Anyway, TBH, I actually prefer non-technical people for testing. They shouldn't be coders, and shouldn't think like a coder. They should represent Joe Average and Jane Housewife, who just want to play the game, not to know the difference between a memory leak and a graphics slowdown.
A polar bear is a cartesian bear after a coordinate transform.
It's a fine balancing act. Err too far one way, and you get the bugfest that is Fallout New Vegas. Too far the other way, and you get Duke Nukem Forever.
Hail Eris, full of mischief...
E pluribus sanguinem
So by that logic, the bugs in any of the dozens of games that use the Unreal engine are Epic's fault? Obsidian is the developer, they took the contract for the game and agreed to timeline, it's their responsibility to get the game out.
If the bugs are in the engine itself as designed by Epic, discovered years ago, and still never corrected, as was the case for the Fallout engine? Yes, it would be their fault. How can you argue otherwise?
There was a time that the main rallying cry of the console gamers who didn't want to play on PC was "it just works" when they put the disc into the console.

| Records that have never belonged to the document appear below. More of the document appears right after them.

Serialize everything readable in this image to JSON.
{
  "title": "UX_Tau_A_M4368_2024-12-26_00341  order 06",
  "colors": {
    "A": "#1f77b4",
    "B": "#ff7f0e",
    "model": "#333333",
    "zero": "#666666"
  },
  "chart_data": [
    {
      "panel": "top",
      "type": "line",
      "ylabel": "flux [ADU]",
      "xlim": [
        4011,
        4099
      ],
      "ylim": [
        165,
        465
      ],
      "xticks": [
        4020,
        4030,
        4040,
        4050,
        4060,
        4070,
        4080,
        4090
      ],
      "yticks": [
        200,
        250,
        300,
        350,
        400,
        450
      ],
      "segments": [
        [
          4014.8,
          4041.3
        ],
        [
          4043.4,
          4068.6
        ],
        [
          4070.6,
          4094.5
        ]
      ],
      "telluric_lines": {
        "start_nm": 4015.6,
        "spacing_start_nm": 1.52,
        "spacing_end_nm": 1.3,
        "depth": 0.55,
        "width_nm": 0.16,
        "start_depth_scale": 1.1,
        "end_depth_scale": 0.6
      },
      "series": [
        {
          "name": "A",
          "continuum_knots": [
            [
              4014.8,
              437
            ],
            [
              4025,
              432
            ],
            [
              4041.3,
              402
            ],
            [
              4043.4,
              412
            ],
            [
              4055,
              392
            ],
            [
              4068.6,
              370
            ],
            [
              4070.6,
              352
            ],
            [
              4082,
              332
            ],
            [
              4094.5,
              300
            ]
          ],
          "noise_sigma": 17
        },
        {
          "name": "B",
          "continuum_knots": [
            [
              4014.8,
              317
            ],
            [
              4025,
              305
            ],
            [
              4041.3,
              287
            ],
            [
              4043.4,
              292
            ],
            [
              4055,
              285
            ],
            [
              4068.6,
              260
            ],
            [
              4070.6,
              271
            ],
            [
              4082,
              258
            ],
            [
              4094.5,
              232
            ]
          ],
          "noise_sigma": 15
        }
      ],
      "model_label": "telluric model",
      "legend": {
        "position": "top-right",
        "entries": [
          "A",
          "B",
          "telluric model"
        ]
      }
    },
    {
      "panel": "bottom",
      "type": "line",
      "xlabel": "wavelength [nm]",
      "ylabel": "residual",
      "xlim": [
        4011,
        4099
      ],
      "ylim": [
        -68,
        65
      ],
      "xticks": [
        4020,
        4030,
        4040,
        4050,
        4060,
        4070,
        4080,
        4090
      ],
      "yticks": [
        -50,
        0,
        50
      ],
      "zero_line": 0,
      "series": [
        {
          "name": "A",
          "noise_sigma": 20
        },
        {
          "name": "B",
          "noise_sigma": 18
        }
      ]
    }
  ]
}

It's funny how the roles have reversed. I chat with my friends who purchased Fallout: New Vegas for their consoles, and we trade stories about bugs. The "release now, patch later" mentality has resulted in bugs getting fixed quicker for the PC since there's no certification process. Combine that with the bugs can be fixed via entering console commands on the PC, and the PC version of the game ends up being more playable than the console counterparts.